Gov. Gary Herbert is fond of highlighting Utah’s enviable quality of life: it’s healthy economy, it’s family values and grounded principles. But behind the surface is a dark reality for many of the state’s youth who consider or carry out suicides.
The latest statistics—from 2011 to 2015—reveal that suicides of people aged 10-17 have skyrocketed 140 percent. A total of 44 Utah youths killed themselves last year, and suicide has become the leading cause of death in that age demographic.
“It’s not only a difficult and tender issue, but it’s troubling,” Herbert said at a press conference Wednesday at the Utah State Capitol. “The issue of suicide is sometimes difficult to talk about. It’s something that we need to talk about and something we need to address and see what we can do to make things better.”
In the ornate Gold Room flanked by local luminaries, Herbert announced the state has assembled a suicide prevention task force that will meet over the next month and present a recommendation report to the governor and Legislature by Feb. 15.
“We’ll be looking for programs; we’ll be looking for tools; we’ll be looking for methods to prevent teen suicide in Utah,” Herbert said. “So these recommendations will be invaluable in helping us come together and coordinate our efforts and make a change to this trend.”

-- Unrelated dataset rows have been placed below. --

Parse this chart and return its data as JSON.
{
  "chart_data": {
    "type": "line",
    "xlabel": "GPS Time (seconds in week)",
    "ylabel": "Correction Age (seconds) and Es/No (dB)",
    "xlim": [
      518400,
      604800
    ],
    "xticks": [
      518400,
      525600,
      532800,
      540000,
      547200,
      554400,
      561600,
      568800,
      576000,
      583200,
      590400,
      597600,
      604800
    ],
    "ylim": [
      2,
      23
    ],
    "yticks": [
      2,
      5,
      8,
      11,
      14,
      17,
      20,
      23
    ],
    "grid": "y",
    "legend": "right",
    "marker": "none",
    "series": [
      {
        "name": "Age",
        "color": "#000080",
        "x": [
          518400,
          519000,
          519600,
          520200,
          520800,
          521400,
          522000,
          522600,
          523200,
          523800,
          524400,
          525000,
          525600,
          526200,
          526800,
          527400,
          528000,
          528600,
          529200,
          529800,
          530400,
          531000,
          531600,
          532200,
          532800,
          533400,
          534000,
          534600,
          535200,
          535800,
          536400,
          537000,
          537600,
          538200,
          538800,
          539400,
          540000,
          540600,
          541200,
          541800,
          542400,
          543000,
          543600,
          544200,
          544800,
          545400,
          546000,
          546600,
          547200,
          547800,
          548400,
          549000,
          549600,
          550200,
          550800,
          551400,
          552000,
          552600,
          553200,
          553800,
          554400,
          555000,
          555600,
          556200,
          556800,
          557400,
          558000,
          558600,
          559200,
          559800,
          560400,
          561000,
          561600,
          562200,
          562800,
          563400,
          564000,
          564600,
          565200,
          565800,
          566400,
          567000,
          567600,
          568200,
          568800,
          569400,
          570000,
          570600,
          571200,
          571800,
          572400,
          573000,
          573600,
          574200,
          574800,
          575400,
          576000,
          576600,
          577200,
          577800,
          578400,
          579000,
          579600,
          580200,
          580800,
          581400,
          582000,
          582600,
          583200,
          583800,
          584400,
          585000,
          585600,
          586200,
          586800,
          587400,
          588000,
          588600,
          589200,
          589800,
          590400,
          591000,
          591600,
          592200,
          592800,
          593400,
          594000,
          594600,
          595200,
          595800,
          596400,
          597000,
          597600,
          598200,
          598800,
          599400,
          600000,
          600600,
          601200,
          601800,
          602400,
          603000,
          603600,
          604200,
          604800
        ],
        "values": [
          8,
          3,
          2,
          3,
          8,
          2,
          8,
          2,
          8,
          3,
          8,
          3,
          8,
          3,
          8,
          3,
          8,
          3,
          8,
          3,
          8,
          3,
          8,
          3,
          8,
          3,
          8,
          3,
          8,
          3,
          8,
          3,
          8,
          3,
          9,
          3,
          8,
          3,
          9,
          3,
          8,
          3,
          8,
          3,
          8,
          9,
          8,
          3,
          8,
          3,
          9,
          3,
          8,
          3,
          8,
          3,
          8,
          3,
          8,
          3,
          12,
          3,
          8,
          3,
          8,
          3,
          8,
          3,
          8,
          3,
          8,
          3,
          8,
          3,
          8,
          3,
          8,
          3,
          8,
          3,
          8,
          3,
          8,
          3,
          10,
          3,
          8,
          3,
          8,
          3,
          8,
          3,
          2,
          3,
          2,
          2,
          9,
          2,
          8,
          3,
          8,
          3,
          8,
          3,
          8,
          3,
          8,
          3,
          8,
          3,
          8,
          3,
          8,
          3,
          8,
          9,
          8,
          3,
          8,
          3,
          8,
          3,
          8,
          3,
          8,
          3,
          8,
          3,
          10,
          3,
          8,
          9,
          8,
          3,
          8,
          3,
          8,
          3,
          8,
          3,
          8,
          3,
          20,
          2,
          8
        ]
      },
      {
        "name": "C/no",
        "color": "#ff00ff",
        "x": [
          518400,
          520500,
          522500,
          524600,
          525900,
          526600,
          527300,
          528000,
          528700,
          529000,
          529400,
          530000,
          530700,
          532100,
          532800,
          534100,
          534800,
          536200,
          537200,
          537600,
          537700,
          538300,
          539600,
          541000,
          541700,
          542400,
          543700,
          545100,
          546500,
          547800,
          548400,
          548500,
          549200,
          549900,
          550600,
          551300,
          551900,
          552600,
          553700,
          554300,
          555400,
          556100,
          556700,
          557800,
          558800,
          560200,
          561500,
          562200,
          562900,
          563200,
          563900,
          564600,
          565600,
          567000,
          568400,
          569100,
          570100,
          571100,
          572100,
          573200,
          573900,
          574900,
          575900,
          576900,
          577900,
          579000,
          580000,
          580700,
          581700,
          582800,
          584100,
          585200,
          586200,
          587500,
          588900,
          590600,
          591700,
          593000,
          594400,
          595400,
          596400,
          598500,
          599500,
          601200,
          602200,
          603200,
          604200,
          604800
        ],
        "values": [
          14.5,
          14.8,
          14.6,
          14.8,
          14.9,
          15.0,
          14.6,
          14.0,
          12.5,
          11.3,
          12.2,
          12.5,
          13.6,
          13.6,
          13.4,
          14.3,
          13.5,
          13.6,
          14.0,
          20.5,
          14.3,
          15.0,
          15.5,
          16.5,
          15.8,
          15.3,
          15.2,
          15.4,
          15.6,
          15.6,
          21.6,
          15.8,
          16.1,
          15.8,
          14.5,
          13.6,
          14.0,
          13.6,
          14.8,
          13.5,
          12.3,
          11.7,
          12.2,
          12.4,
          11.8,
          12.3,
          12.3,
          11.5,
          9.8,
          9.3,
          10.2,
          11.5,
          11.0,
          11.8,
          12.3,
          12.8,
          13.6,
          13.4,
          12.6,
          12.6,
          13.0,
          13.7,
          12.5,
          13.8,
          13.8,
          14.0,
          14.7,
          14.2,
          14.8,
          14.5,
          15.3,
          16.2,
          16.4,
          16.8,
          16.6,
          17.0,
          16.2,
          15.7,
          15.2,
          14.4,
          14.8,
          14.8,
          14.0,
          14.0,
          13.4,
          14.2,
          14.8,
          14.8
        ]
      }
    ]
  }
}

Lt. Gov. Spencer Cox, who was assigned a leadership role on the task force, choked up as he talked about his experience as a bullied teenager, feeling sad and isolated.
“I started to have those dark thoughts about how the world might be a better place if I wasn’t in it,” Cox said. “Fortunately, I did not follow through on those thoughts.”
At the time, Cox didn’t realize that other students shared similar feelings. An estimated five out of every 30 kids in a classroom have suicidal thoughts, he said, and about half of the state’s LGBTQ youth contemplate going through with it.
“We need to be particularly aware of them—and all students—as we work together to find solutions,” Cox added. “Everyone needs to know that they’re loved for who they are. Everyone needs to know that they are part of the human family and we need you.”
In some cases, LGBTQ youth have struggled to reconcile their sexual orientation with their faith. The Church of Jesus Christ of Latter-day Saints has had a rocky relationship with the LGBTQ community, underscored by a controversial 2016 memo that required children of same-sex couples to denounce their parents as apostates before getting baptized in the faith.
Elder Ronald A. Rasband, member of the Quorum of the Twelve Apostles, was asked to sit on the task force. He told City Weekly after the conference that the church is a willing partner to try to find solutions.
“We know that God loves all of his children,” Rasband said. “We’re taking that approach first and foremost. That’s why we so readily agreed to be a part of this coalition. Our aim is not to draw hard lines in the sand; it’s to work in the coalition together, hear ideas, hear expressions. We want to be a contributor to this, not an obstacle.”
Equality Utah Executive Director Troy Williams is also a task force member. He and Rasband shook hands after the news conference.
“We are ready to make an impact!” Williams later tweeted, commending his fellow task force members.
Joining Williams and Rasband on the board are representatives from the Legislature, mental health and medical experts, suicide prevention advocates, business leaders and community members.
Rep. Steve Eliason, R-Sandy, enumerated steps parents could take to reduce the risk of suicide in their homes: lock and secure guns in their homes, talk with their children about suicide and to “proactively love your children, no matter what.”
“Our children need to know that, and they need to hear it regularly,” he said.
Business leader Gail Miller is a sponsor of an anti-bullying coalition, which encompasses a suicide prevention component in its efforts. She also said her life had been affected by loved one’s suicide or attempted suicide. “Every child deserves a non-threatening environment where they feel like they belong,” she said. “Our homes and our schools should be those safe places.”
Herbert said other community members or coalitions can join the task force and help reverse a troubling trend that has surged in Utah as well as other Intermountain West states.
“It is time, in fact, to accelerate our efforts on prevention,” Herbert said. “We know efforts have been made and are continuing to be made, but it’s time to band together and accelerate and increase our efforts to find out what we can do.”